The wrangling with Kennedy points to the fact that testing, especially of databases, is a touchy subject.
"If someone comes out with better [transaction] numbers than yours, you live and die by that," says Tom Henderson, principal researcher for Extreme Labs.
He says there is spin control exerted by vendors regarding benchmark tests - not so much over the results, but rather over what gets tested.
"It makes the vendors' lives easier, they don't have to be on the defensive all the time," Henderson says.
John Bass, technical director for Centennial Networking Labs at North Carolina State University in Raleigh, says testing is a real game.
"I always let Microsoft know what I am doing and work with them, but I never divulge my results until they are published," Bass says. "If you say too much, the game goes in their favor. Microsoft is a master of muddying the waters so it doesn't look like they are playing the licensing agreement game."
The game has found its way into legal arenas, where the debate centers on the merits of the benchmark restriction.
"The benchmarking ban is very controversial," says Cem Kaner, a professor of computer science at the Florida Institute of Technology and a lawyer.
"Commercial customers have the same right to information and comparative data as any consumer," Kaner says. "It's an attack on the free-market economy to block the press from revealing that second-rate products are second-rate."
Ray Nimmer, author of the controversial Uniform Computer Information Transactions Act (UCITA), says contract law on the benchmark issue is not changed by the proposed UCITA law.

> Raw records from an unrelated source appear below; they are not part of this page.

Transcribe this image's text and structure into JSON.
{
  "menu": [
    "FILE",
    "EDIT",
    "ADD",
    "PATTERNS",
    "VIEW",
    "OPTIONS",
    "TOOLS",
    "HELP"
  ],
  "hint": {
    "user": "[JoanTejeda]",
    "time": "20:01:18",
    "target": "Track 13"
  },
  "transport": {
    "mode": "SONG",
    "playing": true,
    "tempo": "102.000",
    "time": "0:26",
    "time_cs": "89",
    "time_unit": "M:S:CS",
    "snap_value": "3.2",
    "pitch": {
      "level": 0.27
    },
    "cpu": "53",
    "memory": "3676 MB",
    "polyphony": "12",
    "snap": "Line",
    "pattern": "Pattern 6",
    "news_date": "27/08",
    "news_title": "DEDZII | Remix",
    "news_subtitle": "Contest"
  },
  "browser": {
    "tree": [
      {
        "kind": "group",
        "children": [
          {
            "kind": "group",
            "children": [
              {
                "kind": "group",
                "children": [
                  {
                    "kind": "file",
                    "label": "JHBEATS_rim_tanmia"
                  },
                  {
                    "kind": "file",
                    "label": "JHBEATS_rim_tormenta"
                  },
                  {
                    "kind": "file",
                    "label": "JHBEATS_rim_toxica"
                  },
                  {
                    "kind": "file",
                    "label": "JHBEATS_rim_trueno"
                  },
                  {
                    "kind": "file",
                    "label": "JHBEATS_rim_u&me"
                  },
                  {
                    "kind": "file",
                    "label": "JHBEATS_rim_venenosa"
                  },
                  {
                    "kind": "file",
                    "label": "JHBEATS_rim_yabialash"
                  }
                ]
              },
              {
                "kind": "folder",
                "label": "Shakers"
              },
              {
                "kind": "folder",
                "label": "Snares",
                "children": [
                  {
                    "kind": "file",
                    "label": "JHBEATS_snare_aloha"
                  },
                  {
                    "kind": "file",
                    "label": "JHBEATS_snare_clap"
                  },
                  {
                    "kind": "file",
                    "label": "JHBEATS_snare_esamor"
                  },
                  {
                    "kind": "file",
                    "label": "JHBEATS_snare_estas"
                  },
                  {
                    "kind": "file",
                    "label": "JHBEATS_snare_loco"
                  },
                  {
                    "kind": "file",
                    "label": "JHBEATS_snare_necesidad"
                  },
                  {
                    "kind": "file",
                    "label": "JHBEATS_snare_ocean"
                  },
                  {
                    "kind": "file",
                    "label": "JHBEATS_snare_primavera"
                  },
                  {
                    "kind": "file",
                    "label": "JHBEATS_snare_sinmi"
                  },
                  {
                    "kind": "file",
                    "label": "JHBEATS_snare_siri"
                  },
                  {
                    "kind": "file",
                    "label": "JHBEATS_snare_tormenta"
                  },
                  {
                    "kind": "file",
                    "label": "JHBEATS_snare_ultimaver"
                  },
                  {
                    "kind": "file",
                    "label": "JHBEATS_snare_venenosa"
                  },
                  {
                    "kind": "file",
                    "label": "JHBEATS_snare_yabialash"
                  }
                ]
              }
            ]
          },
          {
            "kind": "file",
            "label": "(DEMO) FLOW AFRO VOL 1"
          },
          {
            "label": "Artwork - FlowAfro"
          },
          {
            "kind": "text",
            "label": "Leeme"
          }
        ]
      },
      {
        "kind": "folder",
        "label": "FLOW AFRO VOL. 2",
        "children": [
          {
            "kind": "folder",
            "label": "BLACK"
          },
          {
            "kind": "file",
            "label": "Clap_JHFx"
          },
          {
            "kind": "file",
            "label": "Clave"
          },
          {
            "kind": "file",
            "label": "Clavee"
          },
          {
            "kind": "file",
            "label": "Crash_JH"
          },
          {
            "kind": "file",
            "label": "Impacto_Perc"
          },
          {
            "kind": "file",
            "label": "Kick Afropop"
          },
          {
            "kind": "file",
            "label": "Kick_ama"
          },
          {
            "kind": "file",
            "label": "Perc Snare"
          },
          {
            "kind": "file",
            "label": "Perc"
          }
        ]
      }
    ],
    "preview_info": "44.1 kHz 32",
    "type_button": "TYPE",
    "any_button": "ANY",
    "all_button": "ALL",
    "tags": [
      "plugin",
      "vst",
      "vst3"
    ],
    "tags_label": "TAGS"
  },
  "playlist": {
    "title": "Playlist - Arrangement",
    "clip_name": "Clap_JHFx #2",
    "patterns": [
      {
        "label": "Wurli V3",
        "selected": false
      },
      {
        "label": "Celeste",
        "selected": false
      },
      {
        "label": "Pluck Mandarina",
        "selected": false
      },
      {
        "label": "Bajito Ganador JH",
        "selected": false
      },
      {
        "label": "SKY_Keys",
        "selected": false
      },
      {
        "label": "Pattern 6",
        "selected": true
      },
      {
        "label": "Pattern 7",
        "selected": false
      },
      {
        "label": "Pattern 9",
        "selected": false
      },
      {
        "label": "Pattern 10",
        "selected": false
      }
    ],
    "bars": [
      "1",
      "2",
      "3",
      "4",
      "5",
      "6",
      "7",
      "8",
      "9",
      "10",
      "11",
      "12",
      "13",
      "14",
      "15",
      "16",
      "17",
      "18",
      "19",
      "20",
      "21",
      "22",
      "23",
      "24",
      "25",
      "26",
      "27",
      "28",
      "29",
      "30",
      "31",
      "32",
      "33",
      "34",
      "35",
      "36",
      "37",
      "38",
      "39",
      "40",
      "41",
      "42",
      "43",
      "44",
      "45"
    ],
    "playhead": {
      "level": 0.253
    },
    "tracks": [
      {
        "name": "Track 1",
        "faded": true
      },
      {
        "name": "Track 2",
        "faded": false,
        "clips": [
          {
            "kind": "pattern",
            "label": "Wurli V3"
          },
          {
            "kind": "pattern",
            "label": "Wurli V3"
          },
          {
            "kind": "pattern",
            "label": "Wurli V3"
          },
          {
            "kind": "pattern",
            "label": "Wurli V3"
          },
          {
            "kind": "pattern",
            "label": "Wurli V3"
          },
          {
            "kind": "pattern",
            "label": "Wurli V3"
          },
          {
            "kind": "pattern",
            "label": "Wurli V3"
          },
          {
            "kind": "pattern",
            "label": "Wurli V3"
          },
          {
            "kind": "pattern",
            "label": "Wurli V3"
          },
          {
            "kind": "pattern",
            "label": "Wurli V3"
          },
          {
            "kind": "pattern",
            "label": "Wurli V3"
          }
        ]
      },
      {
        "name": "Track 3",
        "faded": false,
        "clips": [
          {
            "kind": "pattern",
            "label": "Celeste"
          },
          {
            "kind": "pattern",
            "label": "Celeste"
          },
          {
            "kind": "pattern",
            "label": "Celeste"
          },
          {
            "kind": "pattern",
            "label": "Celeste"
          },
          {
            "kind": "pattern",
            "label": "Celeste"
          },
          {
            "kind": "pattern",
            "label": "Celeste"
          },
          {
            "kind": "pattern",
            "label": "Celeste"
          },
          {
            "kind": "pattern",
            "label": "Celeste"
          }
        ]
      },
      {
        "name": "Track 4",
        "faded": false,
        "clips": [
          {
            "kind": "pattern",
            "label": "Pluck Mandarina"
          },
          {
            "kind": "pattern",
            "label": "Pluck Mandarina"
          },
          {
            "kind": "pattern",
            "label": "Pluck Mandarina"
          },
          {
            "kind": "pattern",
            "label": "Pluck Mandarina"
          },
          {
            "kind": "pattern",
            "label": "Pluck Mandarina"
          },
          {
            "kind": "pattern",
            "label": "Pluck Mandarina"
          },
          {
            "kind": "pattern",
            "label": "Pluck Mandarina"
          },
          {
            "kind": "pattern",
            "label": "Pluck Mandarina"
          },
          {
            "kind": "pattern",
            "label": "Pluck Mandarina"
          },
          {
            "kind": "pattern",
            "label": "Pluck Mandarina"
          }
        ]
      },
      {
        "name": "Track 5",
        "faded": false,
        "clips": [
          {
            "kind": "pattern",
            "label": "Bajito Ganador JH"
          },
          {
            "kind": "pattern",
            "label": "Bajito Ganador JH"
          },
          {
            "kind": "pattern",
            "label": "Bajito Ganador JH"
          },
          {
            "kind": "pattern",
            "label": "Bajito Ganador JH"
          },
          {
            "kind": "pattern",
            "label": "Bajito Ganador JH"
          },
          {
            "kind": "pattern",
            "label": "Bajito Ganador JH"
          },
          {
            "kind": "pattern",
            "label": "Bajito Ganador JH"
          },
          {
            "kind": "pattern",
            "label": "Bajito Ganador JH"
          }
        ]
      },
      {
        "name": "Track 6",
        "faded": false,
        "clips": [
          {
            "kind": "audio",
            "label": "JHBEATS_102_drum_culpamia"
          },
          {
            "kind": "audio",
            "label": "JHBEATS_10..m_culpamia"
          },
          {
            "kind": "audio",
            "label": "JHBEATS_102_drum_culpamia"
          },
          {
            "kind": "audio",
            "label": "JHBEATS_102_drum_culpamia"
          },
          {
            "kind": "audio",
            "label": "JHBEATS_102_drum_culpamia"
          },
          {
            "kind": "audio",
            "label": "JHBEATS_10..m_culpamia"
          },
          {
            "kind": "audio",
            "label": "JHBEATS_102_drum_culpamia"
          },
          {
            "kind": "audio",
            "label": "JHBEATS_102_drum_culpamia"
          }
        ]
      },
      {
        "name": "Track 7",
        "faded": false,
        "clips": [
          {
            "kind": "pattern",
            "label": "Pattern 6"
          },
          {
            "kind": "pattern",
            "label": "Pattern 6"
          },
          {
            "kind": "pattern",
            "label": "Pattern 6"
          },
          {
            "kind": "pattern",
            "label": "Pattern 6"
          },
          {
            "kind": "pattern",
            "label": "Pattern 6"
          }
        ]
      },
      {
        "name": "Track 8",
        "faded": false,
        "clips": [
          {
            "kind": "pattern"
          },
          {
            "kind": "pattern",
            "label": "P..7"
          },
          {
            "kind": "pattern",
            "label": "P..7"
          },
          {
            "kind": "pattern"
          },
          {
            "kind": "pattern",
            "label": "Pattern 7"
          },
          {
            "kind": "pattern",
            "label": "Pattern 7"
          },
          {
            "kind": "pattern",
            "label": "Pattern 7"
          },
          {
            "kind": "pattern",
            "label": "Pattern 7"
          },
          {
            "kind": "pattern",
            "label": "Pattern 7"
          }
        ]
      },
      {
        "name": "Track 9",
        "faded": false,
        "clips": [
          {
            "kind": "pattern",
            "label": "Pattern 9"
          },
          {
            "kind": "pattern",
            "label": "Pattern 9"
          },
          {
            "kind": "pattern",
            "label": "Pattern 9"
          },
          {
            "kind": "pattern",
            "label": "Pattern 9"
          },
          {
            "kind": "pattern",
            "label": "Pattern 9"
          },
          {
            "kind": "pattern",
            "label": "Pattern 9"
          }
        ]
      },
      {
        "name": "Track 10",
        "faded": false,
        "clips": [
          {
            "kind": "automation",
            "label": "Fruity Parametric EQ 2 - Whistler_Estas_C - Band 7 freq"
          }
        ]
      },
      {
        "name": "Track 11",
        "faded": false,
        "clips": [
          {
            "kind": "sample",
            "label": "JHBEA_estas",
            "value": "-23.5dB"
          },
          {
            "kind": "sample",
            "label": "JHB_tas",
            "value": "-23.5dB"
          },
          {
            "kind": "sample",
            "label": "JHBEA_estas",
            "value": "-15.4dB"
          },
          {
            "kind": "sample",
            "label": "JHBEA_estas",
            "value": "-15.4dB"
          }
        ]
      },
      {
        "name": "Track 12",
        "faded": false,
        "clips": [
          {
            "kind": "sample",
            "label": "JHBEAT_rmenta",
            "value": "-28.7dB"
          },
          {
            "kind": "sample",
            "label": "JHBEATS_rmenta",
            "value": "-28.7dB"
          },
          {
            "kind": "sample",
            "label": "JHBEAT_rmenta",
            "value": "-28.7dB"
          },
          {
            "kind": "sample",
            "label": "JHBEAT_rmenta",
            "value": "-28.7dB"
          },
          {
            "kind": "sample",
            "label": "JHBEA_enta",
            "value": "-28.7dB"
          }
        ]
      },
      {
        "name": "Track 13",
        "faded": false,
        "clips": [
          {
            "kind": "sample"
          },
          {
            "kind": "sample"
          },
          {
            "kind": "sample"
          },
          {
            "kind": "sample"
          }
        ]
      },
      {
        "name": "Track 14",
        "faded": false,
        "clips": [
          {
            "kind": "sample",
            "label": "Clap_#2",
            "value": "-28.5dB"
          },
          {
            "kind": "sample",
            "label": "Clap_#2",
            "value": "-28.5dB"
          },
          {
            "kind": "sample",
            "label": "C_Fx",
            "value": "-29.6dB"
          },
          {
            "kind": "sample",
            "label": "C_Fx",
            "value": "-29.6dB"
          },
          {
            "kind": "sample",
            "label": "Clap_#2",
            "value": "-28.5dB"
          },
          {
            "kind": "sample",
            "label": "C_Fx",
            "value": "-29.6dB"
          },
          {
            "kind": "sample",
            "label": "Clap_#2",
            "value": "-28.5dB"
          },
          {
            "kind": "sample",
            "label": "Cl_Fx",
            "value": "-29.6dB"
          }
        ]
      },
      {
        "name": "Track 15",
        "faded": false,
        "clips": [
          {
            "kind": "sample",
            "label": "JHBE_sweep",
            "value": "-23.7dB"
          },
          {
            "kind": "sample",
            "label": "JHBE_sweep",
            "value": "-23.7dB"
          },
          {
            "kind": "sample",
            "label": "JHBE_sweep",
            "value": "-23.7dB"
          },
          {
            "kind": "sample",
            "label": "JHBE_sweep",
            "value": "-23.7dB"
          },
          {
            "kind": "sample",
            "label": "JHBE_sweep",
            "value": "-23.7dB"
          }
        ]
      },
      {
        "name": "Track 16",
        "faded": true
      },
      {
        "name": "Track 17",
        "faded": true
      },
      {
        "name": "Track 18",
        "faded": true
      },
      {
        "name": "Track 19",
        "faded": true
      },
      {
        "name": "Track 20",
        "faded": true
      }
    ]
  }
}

Instead, he says, UCITA will offer protection against contractual abuses.
However, the issue raised by UCITA critics is that consumers or software testers such as Kennedy would face daunting costs to mount a legal challenge, and that will chill any desire to fight the benchmark restriction. There has never been a single court case on the benchmark issue, according to Kaner.
And Kennedy has no plans to bring the first such case to court.
The upshot for enterprise network executives is that they will never be able to evaluate if his tests reveal insights into Win 2000 performance or insights into Kennedy's method for testing products.